The mind can only hold a certain number a things. After a while the rest has to be forced in.

And in most cases, “the rest” blocked out or not heard.

Because once that simple core idea is set, the frame, the rest is built around it.

Remember, simple ideas over complex ones.

Associations not design

When we talk about the colors or symbols of a brand, sometimes it can feel like the conversation can get rather elementary.

Should this be blue or red? Should this symbol be this shape or this shape? Where should we place the logo? How should it look?

In a lot of ways, all of this seems rather pointless but when you realize you are dealing with associations not design – it’s easier to think about it – and the tremendous importance of it.

It’s hard for people to remember complex things or concepts by themselves. When we think of one thing, we think of the next thing. It’s like a web. When I say chair, you may think dinner. You then may think house. Then you may think community.
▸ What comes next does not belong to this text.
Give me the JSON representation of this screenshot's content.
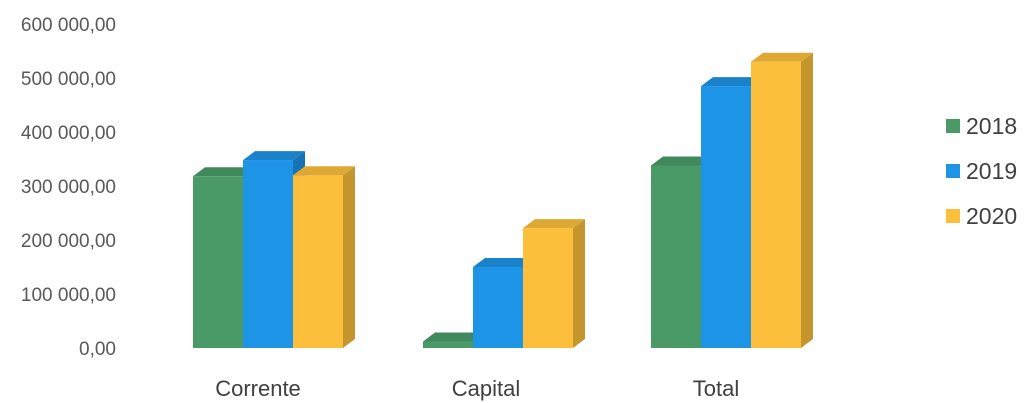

Or you maybe you didn’t think of any of those things and simply thought of an experience you had or a chair you have.

The point is no thought lives in isolation, it’s connected to other thoughts.

So it may seem insignificant changing the colors or deciding where the logo should go but it’s one of the most important decisions you can make.

Because once you decide, it determines how people will think about your brand, what it will remind them of and what it will be associated with for the years to come.